ROH, indies keeps Christopher Daniels young
JAN MURPHY - Chinlock.com
|Christopher Daniels is once again one of the stars of Ring of Honor.
Christopher Daniels should be winding down what has been an illustrious, two decade-plus professional wrestling career that has taken him around the world and even to parts unknown.
He is, after all, 44 years old, which in wrestling years, is certainly up there.
But don't tell that Daniels, whose real name is Daniel Covell. He's much too busy and motivated to listen.
Daniels is back home with Ring of Honor following a lengthy and very successful run with Total Nonstop Action that unceremonious ended earlier this year.
And while the ever optimistic Michigan native is as happy as ever, he admits the TNA departure was a bitter pill to swallow after nearly a decade of working for the struggling company.
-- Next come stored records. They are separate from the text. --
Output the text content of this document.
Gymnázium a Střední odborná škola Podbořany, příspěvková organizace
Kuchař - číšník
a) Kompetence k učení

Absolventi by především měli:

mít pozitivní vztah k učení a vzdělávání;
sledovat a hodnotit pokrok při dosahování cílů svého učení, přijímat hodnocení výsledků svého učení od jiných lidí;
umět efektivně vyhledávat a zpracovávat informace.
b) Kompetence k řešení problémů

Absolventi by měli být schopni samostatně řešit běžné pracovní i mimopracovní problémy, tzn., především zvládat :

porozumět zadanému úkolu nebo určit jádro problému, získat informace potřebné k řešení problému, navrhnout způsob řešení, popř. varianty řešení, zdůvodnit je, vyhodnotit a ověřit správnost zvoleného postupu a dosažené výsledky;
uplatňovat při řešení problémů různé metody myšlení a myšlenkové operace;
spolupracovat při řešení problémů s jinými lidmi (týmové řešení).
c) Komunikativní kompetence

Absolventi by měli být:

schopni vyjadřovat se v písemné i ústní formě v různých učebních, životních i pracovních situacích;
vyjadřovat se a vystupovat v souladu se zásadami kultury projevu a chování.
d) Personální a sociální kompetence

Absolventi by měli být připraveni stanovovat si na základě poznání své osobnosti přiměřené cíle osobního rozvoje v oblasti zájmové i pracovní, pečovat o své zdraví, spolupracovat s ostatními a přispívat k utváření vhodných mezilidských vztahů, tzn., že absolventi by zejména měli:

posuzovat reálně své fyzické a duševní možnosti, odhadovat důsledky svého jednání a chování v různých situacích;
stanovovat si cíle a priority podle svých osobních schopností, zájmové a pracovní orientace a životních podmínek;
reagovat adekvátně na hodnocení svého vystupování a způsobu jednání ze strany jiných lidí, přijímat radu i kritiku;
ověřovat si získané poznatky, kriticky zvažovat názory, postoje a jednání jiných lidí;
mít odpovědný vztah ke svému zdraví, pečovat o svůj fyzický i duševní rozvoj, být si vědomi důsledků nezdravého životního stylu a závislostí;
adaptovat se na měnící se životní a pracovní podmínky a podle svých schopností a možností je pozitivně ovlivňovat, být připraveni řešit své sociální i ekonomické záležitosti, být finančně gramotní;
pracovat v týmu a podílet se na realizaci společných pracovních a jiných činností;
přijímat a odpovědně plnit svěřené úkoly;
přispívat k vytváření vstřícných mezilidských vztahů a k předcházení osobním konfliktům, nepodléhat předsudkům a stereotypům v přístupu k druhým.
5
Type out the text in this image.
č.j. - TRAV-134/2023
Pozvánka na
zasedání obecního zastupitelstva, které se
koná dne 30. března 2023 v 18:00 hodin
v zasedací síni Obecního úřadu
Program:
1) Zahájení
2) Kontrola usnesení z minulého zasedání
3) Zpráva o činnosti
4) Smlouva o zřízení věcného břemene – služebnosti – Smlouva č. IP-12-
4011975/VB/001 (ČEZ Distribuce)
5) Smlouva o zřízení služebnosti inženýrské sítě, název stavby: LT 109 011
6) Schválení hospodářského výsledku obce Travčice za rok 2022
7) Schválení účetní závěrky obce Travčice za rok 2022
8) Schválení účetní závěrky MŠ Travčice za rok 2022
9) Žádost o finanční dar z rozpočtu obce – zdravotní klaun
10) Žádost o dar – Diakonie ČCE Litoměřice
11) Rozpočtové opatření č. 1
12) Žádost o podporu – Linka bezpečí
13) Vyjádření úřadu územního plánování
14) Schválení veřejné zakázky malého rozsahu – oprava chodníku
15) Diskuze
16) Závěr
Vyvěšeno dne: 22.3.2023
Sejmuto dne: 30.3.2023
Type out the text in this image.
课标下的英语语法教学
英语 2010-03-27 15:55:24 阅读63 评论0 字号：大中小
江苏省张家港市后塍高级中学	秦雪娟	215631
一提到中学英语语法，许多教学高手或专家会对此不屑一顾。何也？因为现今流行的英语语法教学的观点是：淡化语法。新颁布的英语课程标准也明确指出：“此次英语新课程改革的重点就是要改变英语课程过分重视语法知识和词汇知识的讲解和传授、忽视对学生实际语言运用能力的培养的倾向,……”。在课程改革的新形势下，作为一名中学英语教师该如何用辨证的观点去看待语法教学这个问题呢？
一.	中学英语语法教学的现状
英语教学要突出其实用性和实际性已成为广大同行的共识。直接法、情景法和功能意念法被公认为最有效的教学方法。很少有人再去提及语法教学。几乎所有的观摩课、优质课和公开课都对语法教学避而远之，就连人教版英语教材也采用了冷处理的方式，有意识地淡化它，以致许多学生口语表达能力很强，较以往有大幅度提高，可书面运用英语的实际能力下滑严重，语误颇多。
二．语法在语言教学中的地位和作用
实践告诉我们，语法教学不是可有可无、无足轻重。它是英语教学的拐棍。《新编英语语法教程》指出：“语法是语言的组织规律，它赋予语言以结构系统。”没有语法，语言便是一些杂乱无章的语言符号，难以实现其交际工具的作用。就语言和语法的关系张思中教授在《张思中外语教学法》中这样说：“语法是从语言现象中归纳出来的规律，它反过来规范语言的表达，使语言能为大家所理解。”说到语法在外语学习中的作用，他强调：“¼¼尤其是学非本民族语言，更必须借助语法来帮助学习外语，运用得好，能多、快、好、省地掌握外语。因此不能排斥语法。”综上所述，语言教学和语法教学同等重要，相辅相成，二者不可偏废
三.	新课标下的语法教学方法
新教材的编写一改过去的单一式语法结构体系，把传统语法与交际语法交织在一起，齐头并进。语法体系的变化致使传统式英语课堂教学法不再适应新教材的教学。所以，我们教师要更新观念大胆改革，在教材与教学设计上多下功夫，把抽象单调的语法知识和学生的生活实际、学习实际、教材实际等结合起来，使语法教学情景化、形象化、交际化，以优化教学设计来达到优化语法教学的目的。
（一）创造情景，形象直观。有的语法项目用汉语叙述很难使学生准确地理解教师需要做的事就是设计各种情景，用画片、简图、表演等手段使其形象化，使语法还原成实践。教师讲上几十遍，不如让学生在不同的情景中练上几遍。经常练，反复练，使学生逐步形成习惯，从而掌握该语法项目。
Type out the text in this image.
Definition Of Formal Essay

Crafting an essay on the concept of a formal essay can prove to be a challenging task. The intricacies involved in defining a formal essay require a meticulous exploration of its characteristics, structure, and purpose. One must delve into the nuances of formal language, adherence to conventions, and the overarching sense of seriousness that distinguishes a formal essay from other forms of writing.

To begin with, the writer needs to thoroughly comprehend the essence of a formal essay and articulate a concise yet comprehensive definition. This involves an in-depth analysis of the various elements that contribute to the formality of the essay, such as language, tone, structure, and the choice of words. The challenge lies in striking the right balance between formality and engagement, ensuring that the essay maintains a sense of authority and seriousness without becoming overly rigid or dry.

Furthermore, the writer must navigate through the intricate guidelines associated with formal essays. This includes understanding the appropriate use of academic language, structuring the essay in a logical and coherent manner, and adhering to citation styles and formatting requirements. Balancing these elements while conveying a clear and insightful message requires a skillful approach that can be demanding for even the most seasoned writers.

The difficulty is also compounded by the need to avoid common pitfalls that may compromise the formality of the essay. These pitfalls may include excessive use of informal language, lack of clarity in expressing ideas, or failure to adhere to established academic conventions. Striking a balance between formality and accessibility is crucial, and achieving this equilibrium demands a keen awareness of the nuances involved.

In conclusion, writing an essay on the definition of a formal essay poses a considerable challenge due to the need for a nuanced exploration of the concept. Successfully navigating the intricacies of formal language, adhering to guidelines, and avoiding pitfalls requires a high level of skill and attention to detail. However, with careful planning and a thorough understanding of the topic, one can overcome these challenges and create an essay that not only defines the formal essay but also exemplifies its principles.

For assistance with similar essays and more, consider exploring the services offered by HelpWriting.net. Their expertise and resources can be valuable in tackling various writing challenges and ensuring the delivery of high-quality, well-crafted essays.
"I think that they just decided to go with a different crew, which is sort of hard to understand because I felt like Frankie and I were getting over as a team and we were very entertaining and our wrestling was still good," Daniels said, referring to his current tag-team partner Frankie Kazarian, collectively known as Bad Influence. Kazarian and Daniels will team on Saturday to face Roderick Strong and Jimmy Jacobs at ROH's All-Star Extravaganza in Toronto at the Mattamy Athletic Centre (a.k.a. Maple Leaf Gardens). "But they still decided to go with other guys. When our contracts expired, they told us that they couldn't afford to keep us for the small amount that they wanted to use us," Daniels added, the frustration clear in his voice. "They didn't have plans for us, so keeping us under contract for doing nothing would've been ridiculous. They let me go, my contract expired in April and Frankie's contract expired in June, so we were free and clear by then."
The departures of Daniels and Kazarian were two of a number of longtime TNA stars who've seen their careers with the company come to an end in the last number of months as the 12-year-old company has struggled to stay afloat and secure a new television deal.
For Daniels, watching some of the major players with TNA disappear was an eye opener.
"I think the big one was AJ (Styles) though. Hulk (Hogan) was Hulk and Sting did a lot for the company and was there for a long time, but I think AJ was the one that really sort of opened my eyes and I sort of saw a difference in the way things were going to get done. And part of me looked at it like, 'Well, heck, if they're going to get rid of AJ, they never cared about me a tenth as much as they cared about AJ and they were willing to let him go.' I'd hoped against hope that that wasn't going to be what happened but it was."
To his surprise, TNA owner Dixie Carter wasn't even aware of Daniels' departure.
"Dixie didn't even know about it," Daniels revealed. "I was told on a Saturday, I (sent) her an email on the Sunday and she emailed me back Monday and said she had no idea."
It was another former TNA star, and his close friend, AJ Styles, who put Daniels' mind at ease following his departure from the company.
"That's sorta something that AJ was telling me the first couple of months when he left TNA, he was sort of surviving and thriving on the independents and when my contract came up and I told him that I was not going to return to TNA, he basically said it was a good thing for me then because there was going to be places for me to go, opportunities for me to go out and sort of remind people that I'm still pretty darned good at this stuff," Daniels said.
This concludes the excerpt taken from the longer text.